Personal information
- Full name: Grigori Giovanni Méndez Granados
- Date of birth: 30 December 1972 (age 53)
- Place of birth: Bogotá, Colombia
- Position: Defender

Senior career*
- Years: Team / Apps / (Gls)
- 1994–2000: Santa Fe

Managerial career
- 2007–2010: Academia (youth)
- 2010: Academia (interim)
- 2010: Academia (assistant)
- 2010–2021: Santa Fe (youth)
- 2019: Santa Fe (assistant)
- 2021: Santa Fe
- 2022: Santa Fe (youth)
- 2022: Santa Fe (interim)
- 2022: Jaguares de Córdoba
- 2023–2025: Barranquilla (assistant)
- 2025: Barranquilla
- 2025: Santa Fe (interim)

= Grigori Méndez =

Colombian footballer and manager (born 1972)
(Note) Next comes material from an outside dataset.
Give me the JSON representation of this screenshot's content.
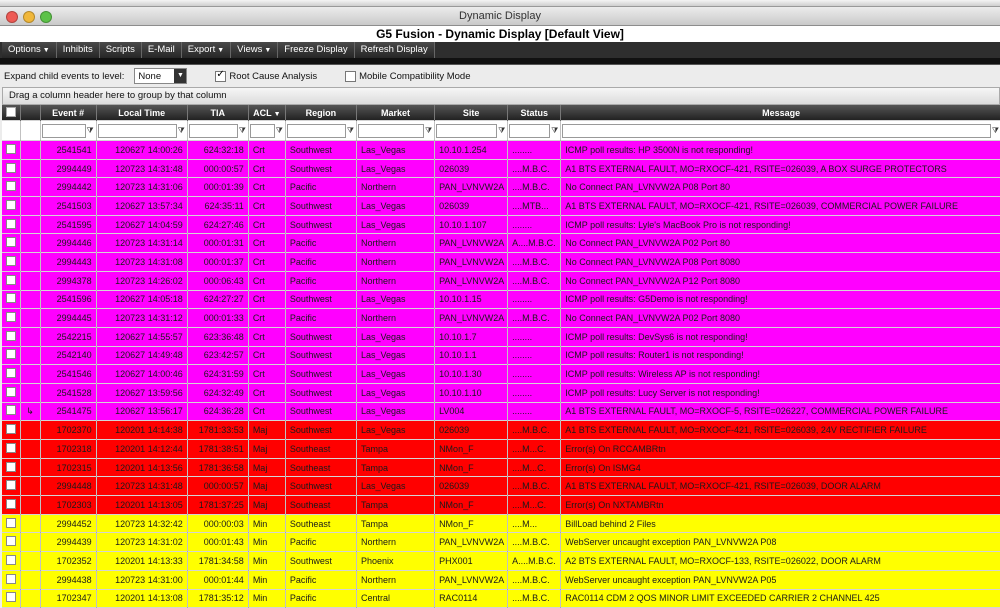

Grigori Giovanni Méndez Granados (born 30 December 1972) is a Colombian football manager and former footballer who played as a defender.

==Career==
Méndez was born in Bogotá, and played for Independiente Santa Fe before moving to the United States in 2000 to work as a women's coach. He subsequently worked in Argentina with Quilmes before returning to his home country to work at Academia.

In 2010, Méndez returned to Santa Fe to work as a youth coach. He was also an assistant manager of the main squad in 2019, when Gerardo Bedoya was a manager.

On 23 August 2021, Méndez was named manager of Santa Fe's main squad, replacing Harold Rivera. He remained in the position until the end of the season when he was recalled to the club's under-20 squad, but was appointed as interim manager of the first squad shortly after the dismissal of manager Martín Cardetti in late April 2022.

On 27 May 2022, Méndez was announced as manager of Jaguares de Córdoba. On 13 September, Jaguares announced his resignation from the position.

On 22 November 2022, Méndez joined Categoría Primera B club Barranquilla as an assistant to Nelson Flórez. He was part of Flórez's coaching staff at Barranquilla until 28 March 2025, when the club announced the coach's departure and subsequently promoted Méndez to head coach. Méndez left Barranquilla on 23 July 2025.

Méndez returned to Santa Fe as an interim manager along with Francisco López on 24 September 2025, following the resignation of Jorge Bava.